Tintoretto

Chambers's Encyclopaedia, Volume 10: Swastika to Zyrianovsk and Index, p. 218

Tintoretto (in English often shortened into Tintoret), a great Italian painter, so called from the fact of his father being a dyer (Tintore), but whose real name was Jacopo Robusti, was born at Venice, 29th September 1518. He studied for a short time under Titian, but appears to have been for the most part self-taught. His motto was 'The design of Michaelangelo and the colouring of Titian'; and his aim was obviously to combine the dignity of the Florentine with the romanticism of the Venetians; but, though in the estimation of most of his contemporaries he succeeded, there has subsequently been diversity of opinion as to his merits. One of Ruskin's 'five supreme painters,' he was unquestionably a great master of composition, drawing, and colour; his conceptions are often grand and his chiaroscuro startlingly effective. But he was strangely unequal; some of his earlier pictures are very carefully finished, but his later ones are dashed off with a fatal haste that justifies the epithet Il Furioso, and the remark of Annibal Caracci, that 'if he was sometimes equal to Titian, he was often inferior to Tintoretto.' His portraits are generally admirable. Many of his pictures are of prodigious size. Of the innumerable pictures in the galleries that are attributed to him not a few are by other hands. Venice contains many undoubted specimens of his art; there are a number in England, including 'St George and the Dragon' in the National Gallery at London.

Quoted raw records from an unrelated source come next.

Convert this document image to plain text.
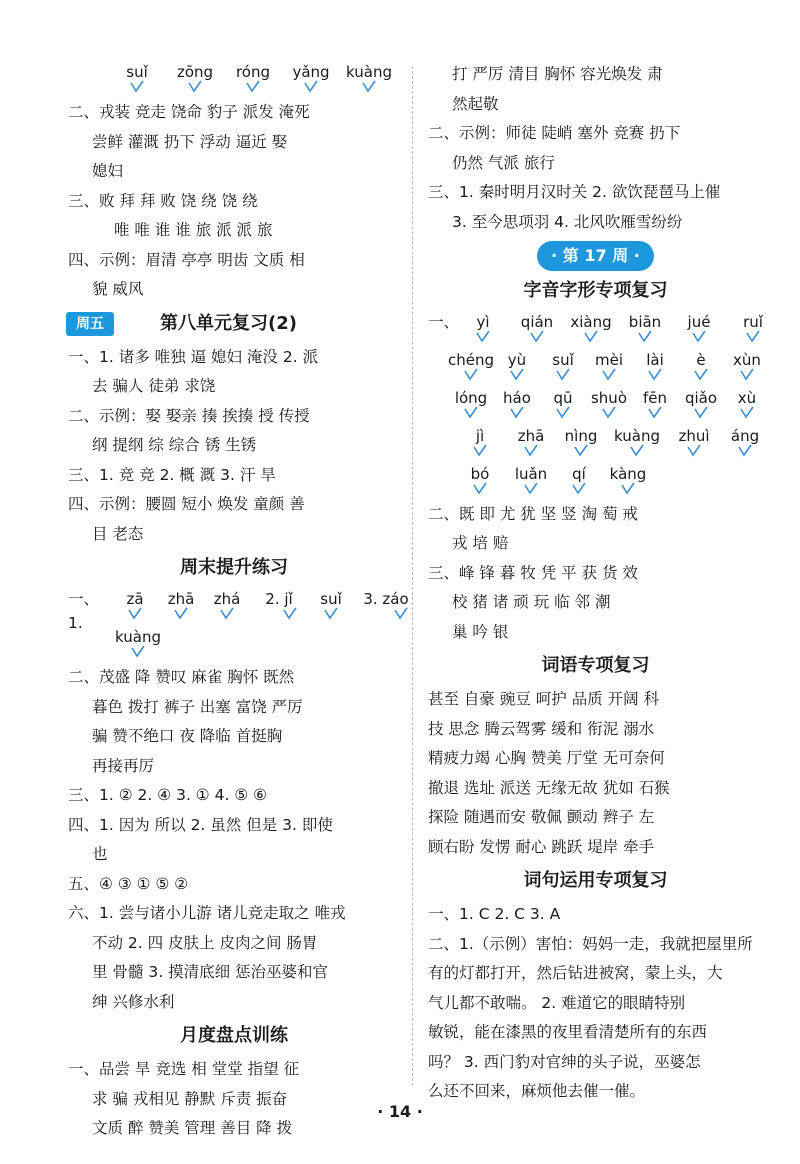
suǐ	zōng	róng	yǎng	kuàng
二、戎装 竞走 饶命 豹子 派发 淹死
尝鲜 灌溉 扔下 浮动 逼近 娶
媳妇
三、败 拜 拜 败 饶 绕 饶 绕
唯 唯 谁 谁 旅 派 派 旅
四、示例：眉清 亭亭 明齿 文质 相
貌 威风
周五	第八单元复习(2)
一、1. 诸多 唯独 逼 媳妇 淹没 2. 派
去 骗人 徒弟 求饶
二、示例：娶 娶亲 揍 挨揍 授 传授
纲 提纲 综 综合 锈 生锈
三、1. 竞 竞 2. 概 溉 3. 汗 旱
四、示例：腰圆 短小 焕发 童颜 善
目 老态
周末提升练习
一、1.
zā	zhā	zhá	2. jǐ	suǐ	3. záo
kuàng
二、茂盛 降 赞叹 麻雀 胸怀 既然
暮色 拨打 裤子 出塞 富饶 严厉
骗 赞不绝口 夜 降临 首挺胸
再接再厉
三、1. ② 2. ④ 3. ① 4. ⑤ ⑥
四、1. 因为 所以 2. 虽然 但是 3. 即使
也
五、④ ③ ① ⑤ ②
六、1. 尝与诸小儿游 诸儿竞走取之 唯戎
不动 2. 四 皮肤上 皮肉之间 肠胃
里 骨髓 3. 摸清底细 惩治巫婆和官
绅 兴修水利
月度盘点训练
一、品尝 旱 竞选 相 堂堂 指望 征
求 骗 戎相见 静默 斥责 振奋
文质 醉 赞美 管理 善目 降 拨
打 严厉 清目 胸怀 容光焕发 肃
然起敬
二、示例：师徒 陡峭 塞外 竞赛 扔下
仍然 气派 旅行
三、1. 秦时明月汉时关 2. 欲饮琵琶马上催
3. 至今思项羽 4. 北风吹雁雪纷纷
· 第 17 周 ·
字音字形专项复习
一、	yì	qián	xiàng	biān	jué	ruǐ
chéng yù	suǐ	mèi	lài	è	xùn
lóng	háo	qū	shuò	fēn	qiǎo	xù
jì	zhā	nìng	kuàng	zhuì	áng
bó	luǎn	qí	kàng
二、既 即 尤 犹 坚 竖 淘 萄 戒
戎 培 赔
三、峰 锋 暮 牧 凭 平 获 货 效
校 猪 诸 顽 玩 临 邻 潮
巢 吟 银
词语专项复习
甚至 自豪 豌豆 呵护 品质 开阔 科
技 思念 腾云驾雾 缓和 衔泥 溺水
精疲力竭 心胸 赞美 厅堂 无可奈何
撤退 选址 派送 无缘无故 犹如 石猴
探险 随遇而安 敬佩 颤动 辫子 左
顾右盼 发愣 耐心 跳跃 堤岸 牵手
词句运用专项复习
一、1. C 2. C 3. A
二、1.（示例）害怕：妈妈一走，我就把屋里所
有的灯都打开，然后钻进被窝，蒙上头，大
气儿都不敢喘。 2. 难道它的眼睛特别
敏锐，能在漆黑的夜里看清楚所有的东西
吗？ 3. 西门豹对官绅的头子说，巫婆怎
么还不回来，麻烦他去催一催。
· 14 ·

Other famous pictures from his hand are 'Belshazzar's Feast, and the Writing upon the Wall' (fresco, for the Arsenal at Venice), 'The Tiburtine Sibyl,' 'The Last Supper and the Washing of the Disciples' Feet,' 'The Crucifixion,' 'The Worship of the Golden Calf,' 'The Last Judgment' (the last two immense pictures 50 feet high, and very splendid in conception), 'St Agnes restoring to Life the Son of a Prefect,' 'The Miracle of St Mark,' 'The Resurrection,' 'The Slaughter of the Innocents,' and the largest picture on canvas by any great master, the 'Paradise' (1558) of the Ducal Palace at Venice, 34 feet high by 74 long, and con- taining over 100 figures. Tintoretto, who ranks as the head of the later Venetian school, died 31st May 1594.

See, besides the general histories of painting, Crowe and Cavalcaselle's Titian (1876), Ruskin's Stones of Venice (1851-53), Osler's small monograph (1879), and the large one by F. P. Stearns (New York, 1895).